Solemnidad de la Ascensión del Señor – Ciclo A (Mateo 28, 16-20)
Palabras a la vez sorprendentes y consoladoras las que Jesús dirige a sus discípulos en el momento en que, definitivamente, les va a dejar. Son las últimas palabras del evangelio de Mateo. Sorprendentes porque justo en el momento de dejarles les promete que va a estar con ellos todos los días; consoladoras porque la presencia del Señor en el día a día es promesa de alegría, de luz, de esperanza… de tantas cosas. Confieso que es una de las frases evangélicas que me resultan más consoladoras… pero también de las que más retos presentan a mi pobre fe.
Porque hay días en que no resulta fácil vivir que Él está con nosotros. Son esos días oscuros en que o bien los acontecimientos exteriores o bien las turbaciones interiores nos cuestionan esa presencia del Señor. A veces son días aislados y a veces son temporadas largas. Días en que entran en dolorosa contradicción creencias y vivencias. Dicho eso, y constatado en nuestra experiencia cotidiana, surge inevitablemente una pregunta: ¿qué interpretación dar a las palabras de Jesús en el momento de su Ascensión?
Quizá lo primero sea despejar equívocos o falsas ilusiones. La promesa de Jesús no es la promesa de una vida sin dificultades ni problemas. Jesús no promete una vida más allá de la vida “normal” de la condición humana: una vida con momentos de plenitud y alegría, pero también con momentos de dolor, angustia, incertidumbre o desesperanza.
No nos promete el Señor una vida de privilegios; quizá, incluso al revés: lo que sí puede suceder, y sucede, es que el compromiso con Jesús y su evangelio nos “complican” la vida, en muchos sentidos.
Pero las circunstancias que sean, las buenas y las malas se pueden vivir de muchas maneras.

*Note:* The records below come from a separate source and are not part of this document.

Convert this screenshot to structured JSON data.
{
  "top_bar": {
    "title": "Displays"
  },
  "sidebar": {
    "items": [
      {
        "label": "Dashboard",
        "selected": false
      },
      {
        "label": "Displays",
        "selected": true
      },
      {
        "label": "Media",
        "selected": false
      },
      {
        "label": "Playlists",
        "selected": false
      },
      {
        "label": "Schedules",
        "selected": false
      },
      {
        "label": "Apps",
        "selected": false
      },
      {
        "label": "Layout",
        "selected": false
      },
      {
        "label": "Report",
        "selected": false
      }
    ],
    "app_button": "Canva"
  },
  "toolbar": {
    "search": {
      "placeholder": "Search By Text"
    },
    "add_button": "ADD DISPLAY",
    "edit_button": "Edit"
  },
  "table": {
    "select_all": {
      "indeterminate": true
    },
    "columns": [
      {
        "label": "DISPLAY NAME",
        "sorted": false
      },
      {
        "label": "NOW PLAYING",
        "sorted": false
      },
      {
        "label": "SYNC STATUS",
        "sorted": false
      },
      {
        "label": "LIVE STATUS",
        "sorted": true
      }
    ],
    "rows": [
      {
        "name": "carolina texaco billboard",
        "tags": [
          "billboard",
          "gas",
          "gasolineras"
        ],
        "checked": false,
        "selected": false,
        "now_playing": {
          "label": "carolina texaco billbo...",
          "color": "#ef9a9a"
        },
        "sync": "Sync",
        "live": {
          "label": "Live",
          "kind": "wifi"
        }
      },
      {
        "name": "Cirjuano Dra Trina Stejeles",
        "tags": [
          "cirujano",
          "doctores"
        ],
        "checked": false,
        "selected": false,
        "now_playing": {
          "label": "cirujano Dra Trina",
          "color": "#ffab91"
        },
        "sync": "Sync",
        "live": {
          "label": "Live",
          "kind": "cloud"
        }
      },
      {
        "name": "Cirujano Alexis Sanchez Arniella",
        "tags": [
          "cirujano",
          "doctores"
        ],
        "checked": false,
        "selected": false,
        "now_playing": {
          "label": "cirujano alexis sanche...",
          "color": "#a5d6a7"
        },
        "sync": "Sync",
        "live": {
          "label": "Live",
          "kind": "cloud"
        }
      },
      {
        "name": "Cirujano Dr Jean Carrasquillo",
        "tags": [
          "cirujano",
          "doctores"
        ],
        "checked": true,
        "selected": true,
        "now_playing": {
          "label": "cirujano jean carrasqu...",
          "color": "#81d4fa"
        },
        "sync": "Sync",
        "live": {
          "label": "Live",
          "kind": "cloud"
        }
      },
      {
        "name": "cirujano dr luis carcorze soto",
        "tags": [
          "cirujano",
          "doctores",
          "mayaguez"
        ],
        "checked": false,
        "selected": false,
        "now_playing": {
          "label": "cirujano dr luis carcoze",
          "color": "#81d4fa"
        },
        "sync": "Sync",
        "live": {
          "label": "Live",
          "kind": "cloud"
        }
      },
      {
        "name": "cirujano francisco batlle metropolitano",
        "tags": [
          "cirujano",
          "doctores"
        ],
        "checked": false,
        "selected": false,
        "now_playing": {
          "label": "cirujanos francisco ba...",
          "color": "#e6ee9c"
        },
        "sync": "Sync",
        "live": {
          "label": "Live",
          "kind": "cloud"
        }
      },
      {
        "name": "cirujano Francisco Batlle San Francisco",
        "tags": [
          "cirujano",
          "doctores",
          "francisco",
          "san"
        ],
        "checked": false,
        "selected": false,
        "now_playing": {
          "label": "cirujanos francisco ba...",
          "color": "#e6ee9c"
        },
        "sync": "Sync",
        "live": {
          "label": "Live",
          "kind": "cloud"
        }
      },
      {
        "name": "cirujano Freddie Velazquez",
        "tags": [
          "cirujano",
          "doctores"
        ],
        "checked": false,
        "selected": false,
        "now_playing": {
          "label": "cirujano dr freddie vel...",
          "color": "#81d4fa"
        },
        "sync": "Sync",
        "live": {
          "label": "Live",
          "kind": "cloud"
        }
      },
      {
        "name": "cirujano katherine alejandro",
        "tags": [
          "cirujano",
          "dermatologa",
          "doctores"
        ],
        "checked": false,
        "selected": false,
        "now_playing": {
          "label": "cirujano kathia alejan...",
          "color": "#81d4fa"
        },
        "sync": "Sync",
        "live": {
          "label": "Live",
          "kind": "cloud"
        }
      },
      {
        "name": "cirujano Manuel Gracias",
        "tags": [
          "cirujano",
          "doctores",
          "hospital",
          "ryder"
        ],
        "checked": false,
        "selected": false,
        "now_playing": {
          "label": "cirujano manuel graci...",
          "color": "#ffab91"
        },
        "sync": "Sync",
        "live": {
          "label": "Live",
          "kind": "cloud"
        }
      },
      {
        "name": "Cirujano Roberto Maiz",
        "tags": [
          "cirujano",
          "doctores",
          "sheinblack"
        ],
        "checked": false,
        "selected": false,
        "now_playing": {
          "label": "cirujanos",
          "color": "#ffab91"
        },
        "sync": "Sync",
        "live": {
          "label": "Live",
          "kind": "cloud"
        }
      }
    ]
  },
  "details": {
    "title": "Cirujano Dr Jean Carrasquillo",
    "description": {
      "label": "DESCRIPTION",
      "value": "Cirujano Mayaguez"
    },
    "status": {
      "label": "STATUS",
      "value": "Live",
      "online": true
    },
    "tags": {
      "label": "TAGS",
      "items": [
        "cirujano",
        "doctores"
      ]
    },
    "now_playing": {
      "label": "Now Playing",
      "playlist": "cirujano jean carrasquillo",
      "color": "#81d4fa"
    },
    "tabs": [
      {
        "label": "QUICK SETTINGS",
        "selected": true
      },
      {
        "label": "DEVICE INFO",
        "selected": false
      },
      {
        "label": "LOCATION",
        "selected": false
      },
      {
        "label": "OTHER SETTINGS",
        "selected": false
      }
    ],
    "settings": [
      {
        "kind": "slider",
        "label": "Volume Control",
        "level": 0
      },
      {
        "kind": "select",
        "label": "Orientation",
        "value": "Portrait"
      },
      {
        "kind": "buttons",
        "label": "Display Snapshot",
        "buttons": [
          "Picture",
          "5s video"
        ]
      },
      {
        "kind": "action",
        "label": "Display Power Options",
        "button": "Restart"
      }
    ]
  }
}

Y ahí sí: ahí entra de pleno la palabra y la promesa del Señor. En unión con Él, o, mejor dicho, en la unión de Él con nosotros, la vida se vive “de otra manera” tanto en sus circunstancias buenas como en las no tan buenas. La presencia del Señor en nuestra vida nos da otra luz para juzgar, otra fuerza para afrontar, otra esperanza para valorar lo bueno y lo no tan bueno de nuestra vida.
Nos equivocamos si entendemos esta promesa que el Señor hizo a sus discípulos en el momento de la Ascensión y nos hace hoy a nosotros como un “sacarnos” de la común existencia humana en toda su complejidad o como un “liberarnos” de dificultades normales o añadidas. Por el contrario, acertamos cuando identificamos esa presencia cotidiana del Señor en la capacidad que nos es dada de amar con gratuidad, de entregarnos sin resultados, de seguir confiando cuando parece que nada lo justifica.